Дверь захлопнулась. Лязгнул засов.
Я остался снова один. Но теперь все было иначе.
Не успел стихнуть лязг засова за ушедшим Матвеем, как он заскрежетал снова. Дверь распахнулась настежь, и в Зал Усмирения вошел Валаам. За ним следовали двое — рослые, безликие монахи в рясах, но с обнаженными мускулистыми руками, покрытыми ритуальными татуировками. В руках они держали длинные серебряные щипцы и тонкие стилеты, которые тускло поблескивали в свете остаточного свечения камней.
— Рассвет наступил, еретик, — пророкотал Валаам, останавливаясь у изножья алтаря. Его глаза были холодны, как лед. — Твой выбор?
Я медленно повернул голову и посмотрел на него. Страх никуда не делся, он ледяными иглами впивался в сердце, но поверх него, как раскаленная лава, разливалась ярость. Они не хотели правды. Они хотели лишь подтверждения своей веры. И я им его не дам.
— Я невиновен, — мой голос был хриплым, но твердым. — И я не собираюсь умирать из-за вашего слепого фанатизма.
На лице монахов не дрогнул ни один мускул. Он воспринял мои слова не как вызов, а как ожидаемый, заранее известный ответ.
— Глупец. Ты выбрал сторону врага человеческого, — он кивнул своим помощникам. — Начинайте Дознание. Я хочу услышать имя его хозяина до полудня.

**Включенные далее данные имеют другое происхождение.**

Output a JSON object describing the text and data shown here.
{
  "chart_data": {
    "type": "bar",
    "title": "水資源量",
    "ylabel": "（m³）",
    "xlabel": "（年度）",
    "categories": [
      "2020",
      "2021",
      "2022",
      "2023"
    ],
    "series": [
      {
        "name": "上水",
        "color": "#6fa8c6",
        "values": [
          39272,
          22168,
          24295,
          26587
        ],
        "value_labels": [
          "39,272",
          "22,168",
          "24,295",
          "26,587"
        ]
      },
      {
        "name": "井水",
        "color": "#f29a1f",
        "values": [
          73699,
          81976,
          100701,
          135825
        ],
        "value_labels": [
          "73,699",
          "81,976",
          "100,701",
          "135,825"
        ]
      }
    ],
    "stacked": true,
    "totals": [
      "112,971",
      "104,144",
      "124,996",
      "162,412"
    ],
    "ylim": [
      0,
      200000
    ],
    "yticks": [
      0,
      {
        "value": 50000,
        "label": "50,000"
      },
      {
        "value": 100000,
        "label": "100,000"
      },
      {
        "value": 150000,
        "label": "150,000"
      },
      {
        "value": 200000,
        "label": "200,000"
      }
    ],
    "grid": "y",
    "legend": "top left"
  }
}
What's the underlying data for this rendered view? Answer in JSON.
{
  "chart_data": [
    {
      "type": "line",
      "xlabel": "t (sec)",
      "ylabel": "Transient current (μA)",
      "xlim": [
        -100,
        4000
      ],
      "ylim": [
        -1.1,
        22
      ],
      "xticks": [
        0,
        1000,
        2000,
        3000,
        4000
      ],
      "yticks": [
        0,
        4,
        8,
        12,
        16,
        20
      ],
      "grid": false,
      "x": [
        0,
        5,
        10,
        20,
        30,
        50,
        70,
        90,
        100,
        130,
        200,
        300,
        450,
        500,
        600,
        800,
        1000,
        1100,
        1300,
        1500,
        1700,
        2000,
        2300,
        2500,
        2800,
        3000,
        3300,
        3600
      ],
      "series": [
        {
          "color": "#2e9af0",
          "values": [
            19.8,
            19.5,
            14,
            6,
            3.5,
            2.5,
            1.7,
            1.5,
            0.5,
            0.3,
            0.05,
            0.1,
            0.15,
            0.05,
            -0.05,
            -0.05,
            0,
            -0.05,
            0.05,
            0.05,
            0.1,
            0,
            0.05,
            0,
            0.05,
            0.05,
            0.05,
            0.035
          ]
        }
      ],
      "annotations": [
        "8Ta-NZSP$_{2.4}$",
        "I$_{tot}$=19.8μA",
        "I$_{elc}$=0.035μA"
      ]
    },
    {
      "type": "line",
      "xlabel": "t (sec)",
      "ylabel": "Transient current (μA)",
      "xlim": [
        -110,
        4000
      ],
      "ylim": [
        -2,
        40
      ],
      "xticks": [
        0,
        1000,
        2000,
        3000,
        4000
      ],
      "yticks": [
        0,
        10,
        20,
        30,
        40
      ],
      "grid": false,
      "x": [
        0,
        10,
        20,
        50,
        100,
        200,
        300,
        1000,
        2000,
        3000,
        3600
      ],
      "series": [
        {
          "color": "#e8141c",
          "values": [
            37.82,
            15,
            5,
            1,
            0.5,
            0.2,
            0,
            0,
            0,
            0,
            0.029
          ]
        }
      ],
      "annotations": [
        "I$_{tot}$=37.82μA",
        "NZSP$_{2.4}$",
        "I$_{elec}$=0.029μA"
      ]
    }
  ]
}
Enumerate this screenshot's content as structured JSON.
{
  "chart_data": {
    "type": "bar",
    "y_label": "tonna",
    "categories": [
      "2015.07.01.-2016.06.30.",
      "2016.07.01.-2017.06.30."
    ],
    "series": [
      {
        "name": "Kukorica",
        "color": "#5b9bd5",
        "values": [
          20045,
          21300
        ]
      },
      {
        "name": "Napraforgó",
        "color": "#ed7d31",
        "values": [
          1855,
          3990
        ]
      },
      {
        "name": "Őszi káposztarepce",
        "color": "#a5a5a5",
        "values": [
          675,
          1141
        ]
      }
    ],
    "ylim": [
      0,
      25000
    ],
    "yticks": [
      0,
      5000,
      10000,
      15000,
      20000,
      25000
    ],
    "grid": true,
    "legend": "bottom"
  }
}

Один из монахов подошел к моей правой руке — той самой, чьи оковы были повреждены. Он поднял щипцы, концы которых начали светиться тусклым белым светом, издавая тихое, звенящее гудение.
Я смотрел, как пылающие концы щипцов медленно опускаются к моей коже.
В тот момент, когда серебро коснулось моей руки, мир взорвался.
Боль была невыносимой, всепоглощающей. Но она стала тем топливом, которого не хватало. Внутренний источник, который я до этого лишь осторожно прощупывал, прорвало. Из моей груди вырвалась беззвучная волна чистой, первобытной силы. Это не была магия. Это была ее противоположность. Абсолютная, всепожирающая пустота, принявшая форму ударной волны.
ХРЯСЬ!
Цепь на моей правой руке разлетелась на куски, словно была сделана из стекла. Осколки освященного серебра веером разлетелись по залу. Монаха-палача отшвырнуло назад, как тряпичную куклу, и он с глухим стуком врезался в стену.
Остальные цепи, державшие меня, не выдержали такого всплеска. С оглушительным треском символы на них вспыхнули и погасли, а сами оковы с лязгом упали на каменный пол. Одновременно с этим на стенах зала замерцали и с тихим шипением погасли остальные символы. Подавляющее поле исчезло.
Я рухнул с алтаря на пол, кашляя и задыхаясь. Тело разрывалось от боли. Место, которого коснулись щипцы, обуглилось до кости, а внутренности горели огнем от перенапряжения. Но я был свободен.
Валаам, которого волной лишь качнуло, на мгновение замер, глядя на произошедшее с недоверием. Шок длился лишь долю секунды. С яростным ревом он выхватил из-под рясы тяжелый молот.
— Скверна вырвалась! Убить его! — взревел он, бросаясь ко мне.
Второй монах, оправившись, тоже ринулся в атаку, выставив перед собой стилет.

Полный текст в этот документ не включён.